Down from a 2.3% year-over-year rise in national home prices in May, June’s cooling reflects the slowest pace of home price growth since the summer of 2023. Weak underlying demand and rising inventory suggest softening home prices may persist.
“Looking ahead,” Godec concluded, “this housing cycle’s maturation appears to be settling around inflation-parity growth rather than the wealth-building engine of recent years.”
The Case-Shiller index data tracks the prices of repeat sales of single-family U.S. homes. Separate composite indexes measure prices in the top 10 and 20 metro areas.
The 10-City Composite Index rose 2.6% on an annual basis in June, down from 3.4% annual growth in May.

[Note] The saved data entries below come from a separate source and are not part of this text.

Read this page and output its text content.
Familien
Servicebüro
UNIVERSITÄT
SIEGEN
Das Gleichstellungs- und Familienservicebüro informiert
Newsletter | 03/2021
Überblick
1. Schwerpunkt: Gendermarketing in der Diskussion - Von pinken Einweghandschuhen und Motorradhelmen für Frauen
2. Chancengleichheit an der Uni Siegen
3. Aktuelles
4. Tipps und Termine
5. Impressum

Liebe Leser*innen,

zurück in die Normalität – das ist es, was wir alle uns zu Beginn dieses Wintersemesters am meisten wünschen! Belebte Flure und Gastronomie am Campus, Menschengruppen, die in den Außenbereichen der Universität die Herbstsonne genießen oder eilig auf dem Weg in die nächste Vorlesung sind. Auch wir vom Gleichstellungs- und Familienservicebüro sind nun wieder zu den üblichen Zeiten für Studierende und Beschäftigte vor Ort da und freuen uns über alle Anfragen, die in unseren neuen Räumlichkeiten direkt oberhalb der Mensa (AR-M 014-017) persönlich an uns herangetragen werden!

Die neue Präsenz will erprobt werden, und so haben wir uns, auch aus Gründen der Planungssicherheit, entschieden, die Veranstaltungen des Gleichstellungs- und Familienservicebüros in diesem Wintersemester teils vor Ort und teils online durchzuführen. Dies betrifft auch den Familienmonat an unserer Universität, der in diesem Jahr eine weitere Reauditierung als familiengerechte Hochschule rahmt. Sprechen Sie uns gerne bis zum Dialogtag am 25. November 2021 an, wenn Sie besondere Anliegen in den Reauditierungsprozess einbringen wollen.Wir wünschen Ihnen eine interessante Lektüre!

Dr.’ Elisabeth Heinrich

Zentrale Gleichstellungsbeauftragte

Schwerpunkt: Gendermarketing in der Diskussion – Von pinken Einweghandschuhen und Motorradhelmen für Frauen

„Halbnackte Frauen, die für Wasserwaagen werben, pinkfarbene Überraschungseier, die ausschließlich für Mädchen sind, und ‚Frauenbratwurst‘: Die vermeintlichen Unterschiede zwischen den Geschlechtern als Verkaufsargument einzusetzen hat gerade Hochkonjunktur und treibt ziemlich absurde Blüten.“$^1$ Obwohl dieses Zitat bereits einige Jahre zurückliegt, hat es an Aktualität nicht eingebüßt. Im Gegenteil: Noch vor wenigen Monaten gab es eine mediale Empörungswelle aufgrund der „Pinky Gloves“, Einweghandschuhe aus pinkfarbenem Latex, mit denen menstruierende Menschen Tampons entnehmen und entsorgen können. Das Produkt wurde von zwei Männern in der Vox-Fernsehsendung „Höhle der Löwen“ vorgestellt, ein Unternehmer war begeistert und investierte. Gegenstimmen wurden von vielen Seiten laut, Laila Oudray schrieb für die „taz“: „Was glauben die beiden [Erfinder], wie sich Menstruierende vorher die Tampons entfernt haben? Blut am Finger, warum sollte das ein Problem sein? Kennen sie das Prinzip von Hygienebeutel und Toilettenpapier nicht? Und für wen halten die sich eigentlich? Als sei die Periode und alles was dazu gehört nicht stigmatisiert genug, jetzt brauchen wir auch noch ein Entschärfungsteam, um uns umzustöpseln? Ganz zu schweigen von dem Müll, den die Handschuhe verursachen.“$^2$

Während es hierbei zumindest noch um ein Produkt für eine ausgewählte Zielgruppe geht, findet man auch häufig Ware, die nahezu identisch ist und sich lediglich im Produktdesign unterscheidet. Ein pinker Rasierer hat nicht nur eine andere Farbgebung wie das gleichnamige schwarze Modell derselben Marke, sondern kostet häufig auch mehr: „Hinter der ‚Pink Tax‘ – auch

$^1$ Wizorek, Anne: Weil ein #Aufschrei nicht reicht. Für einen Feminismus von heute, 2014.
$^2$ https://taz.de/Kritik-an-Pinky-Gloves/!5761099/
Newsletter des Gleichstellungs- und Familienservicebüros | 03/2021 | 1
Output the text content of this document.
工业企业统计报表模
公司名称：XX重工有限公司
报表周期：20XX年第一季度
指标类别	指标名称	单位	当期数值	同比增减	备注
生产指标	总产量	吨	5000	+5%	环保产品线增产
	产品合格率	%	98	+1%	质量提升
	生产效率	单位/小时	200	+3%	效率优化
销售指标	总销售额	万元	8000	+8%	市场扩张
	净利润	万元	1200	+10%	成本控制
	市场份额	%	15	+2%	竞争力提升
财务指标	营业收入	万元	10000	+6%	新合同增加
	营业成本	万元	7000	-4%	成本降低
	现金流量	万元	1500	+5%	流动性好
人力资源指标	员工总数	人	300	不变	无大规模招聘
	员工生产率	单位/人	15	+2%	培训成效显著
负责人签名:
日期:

The 20-City Composite rose 2.1% annually, down from 2.8% May.
On a monthly basis, all three headline composites declined in June after seasonal adjustments, with the National Index falling 0.3%, the 10-City Composite declining 0.1% and the 20-City Composite dipping 0.3%.
New York, Chicago and Cleveland led the 20-City Composite in home price growth, reporting annual gains of 7%, 6.1% and 4.5%, respectively. Tampa, Fla. — a pandemic-era boom town — reported the lowest return, with home prices declining 2.4% annually in June.
Godec indicated that sustained price growth in traditional industrial centers like New York and Chicago reflects a shift away from “pandemic darlings” toward established metros.
“While this represents a loss of the extraordinary gains homeowners enjoyed from 2020-2022,” he wrote, “it may signal a healthier long-term trajectory where housing appreciation aligns more closely with broader economic fundamentals rather than speculative excess.”